Amy’s Kitchen’s Win in DaVita Dialysis Suit Affirmed by Ninth Circuit

The U.S. Court of Appeals for the Ninth Circuit affirmed a victory for Amy’s Kitchen Inc. on December 1, 2020, against DaVita Inc.’s claims that it discriminated against kidney patients by changing how it covers dialysis treatments. DaVita Inc. sued several employers, including Amy’s Kitchen Inc., for hiring consultants specializing in "dialysis cost containment" and revising their health plans to eliminate network coverage and reduce reimbursement rates for dialysis. This resulted in employees with kidney disease allegedly feeling encouraged to drop out and instead take advantage of Medicare’s generous dialysis coverage. Both this case and the Marietta case (discussed in the November 2020 Benefits Counselor involve lawsuits by DaVita Inc. claiming employees were incentivized to drop plan coverage and switch to Medicare. However, what distinguishes these cases from each other is the holding of the court. In this case, the U.S. District Court’s decision, which was upheld by the appellate court, held that DaVita Inc. could not bring equitable claims under the Employee Retirement Income Security Act of 1974, as amended (ERISA) on behalf of an affected patient because their agreement only authorized DaVita Inc. to sue to recover ERISA plan benefits. However, in Marietta the Sixth Circuit ruled that antidiscrimination provisions of the Medicare Secondary Payer rules prohibit indirect discrimination against those individuals with end‑stage renal disease, and DaVita Inc. properly alleged the plan violated antidiscrimination provisions. The Marietta case is still waiting to be heard in district court.


Implementation of the CARES Act Extended to January 1, 2021, Due Date for Contributions to Defined Benefit Plans

IRS Notice 2020‑82 provides that the IRS will treat a contribution to a single‑employer defined benefit pension plan with an extended due date of January 1, 2021 pursuant to section 3608(a)(1) of the CARES Act, as timely if it is made no later than January 4, 2021 (which is the first business day after January 1, 2021).

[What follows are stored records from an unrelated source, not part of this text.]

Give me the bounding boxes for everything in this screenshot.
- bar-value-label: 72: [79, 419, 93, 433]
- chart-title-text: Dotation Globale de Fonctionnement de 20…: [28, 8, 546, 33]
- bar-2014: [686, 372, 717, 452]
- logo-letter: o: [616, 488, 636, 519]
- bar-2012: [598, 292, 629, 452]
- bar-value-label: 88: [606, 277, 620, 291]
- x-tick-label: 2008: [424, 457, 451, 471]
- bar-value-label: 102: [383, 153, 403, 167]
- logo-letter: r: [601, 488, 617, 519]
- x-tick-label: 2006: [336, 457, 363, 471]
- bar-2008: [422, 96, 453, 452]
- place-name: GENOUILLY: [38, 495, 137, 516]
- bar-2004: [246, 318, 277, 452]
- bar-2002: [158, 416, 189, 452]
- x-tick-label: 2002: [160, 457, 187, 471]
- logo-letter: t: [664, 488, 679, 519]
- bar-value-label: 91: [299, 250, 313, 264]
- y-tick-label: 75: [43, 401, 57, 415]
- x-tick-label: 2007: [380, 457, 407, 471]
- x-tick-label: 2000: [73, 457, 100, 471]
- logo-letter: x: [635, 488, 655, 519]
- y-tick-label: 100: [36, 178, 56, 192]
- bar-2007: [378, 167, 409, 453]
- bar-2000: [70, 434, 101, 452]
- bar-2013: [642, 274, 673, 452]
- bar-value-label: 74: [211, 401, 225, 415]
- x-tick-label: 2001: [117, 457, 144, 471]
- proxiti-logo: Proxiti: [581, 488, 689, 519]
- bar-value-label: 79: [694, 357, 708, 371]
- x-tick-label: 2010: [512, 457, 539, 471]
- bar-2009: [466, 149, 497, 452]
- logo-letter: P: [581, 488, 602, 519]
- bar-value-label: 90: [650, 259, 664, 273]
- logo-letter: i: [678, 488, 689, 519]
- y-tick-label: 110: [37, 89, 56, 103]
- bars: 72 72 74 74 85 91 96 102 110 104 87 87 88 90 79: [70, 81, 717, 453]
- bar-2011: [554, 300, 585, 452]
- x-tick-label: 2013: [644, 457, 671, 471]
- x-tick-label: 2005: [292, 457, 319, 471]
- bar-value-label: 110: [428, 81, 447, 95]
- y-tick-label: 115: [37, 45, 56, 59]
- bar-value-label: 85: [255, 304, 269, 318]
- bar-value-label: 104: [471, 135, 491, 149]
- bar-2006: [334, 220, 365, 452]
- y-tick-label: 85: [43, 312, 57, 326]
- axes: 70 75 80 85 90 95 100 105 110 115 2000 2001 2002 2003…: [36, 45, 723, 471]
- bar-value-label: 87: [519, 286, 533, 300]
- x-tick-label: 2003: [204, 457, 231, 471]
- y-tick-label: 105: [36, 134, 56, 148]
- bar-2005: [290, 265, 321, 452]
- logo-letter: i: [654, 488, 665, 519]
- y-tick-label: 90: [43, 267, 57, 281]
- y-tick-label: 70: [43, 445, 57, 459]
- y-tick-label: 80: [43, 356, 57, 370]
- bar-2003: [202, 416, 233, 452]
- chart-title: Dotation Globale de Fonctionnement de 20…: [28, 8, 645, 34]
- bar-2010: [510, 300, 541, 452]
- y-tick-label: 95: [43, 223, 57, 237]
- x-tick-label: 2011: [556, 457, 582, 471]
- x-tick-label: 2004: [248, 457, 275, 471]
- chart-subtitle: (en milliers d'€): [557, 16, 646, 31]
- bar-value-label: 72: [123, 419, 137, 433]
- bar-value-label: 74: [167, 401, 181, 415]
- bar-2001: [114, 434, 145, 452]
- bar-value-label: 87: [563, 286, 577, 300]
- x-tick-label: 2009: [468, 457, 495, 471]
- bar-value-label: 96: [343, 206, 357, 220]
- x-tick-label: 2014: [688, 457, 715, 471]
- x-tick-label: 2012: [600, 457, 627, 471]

This extension is intended to allow employers sponsoring these plans to defer payment obligations until 2021 and help alleviate an additional adverse impact on their business resulting from COVID‑19.

Discretionary Amendments to Qualified Retirement Plans

All discretionary amendments to qualified retirement plans generally must be adopted by the end of the plan year in which they are effective. A discretionary amendment generally includes any change to a plan's terms not required by statute, regulation or other guidance. Therefore, plan sponsors of calendar year plans must adopt discretionary amendments effective in 2020 no later than December 31, 2020.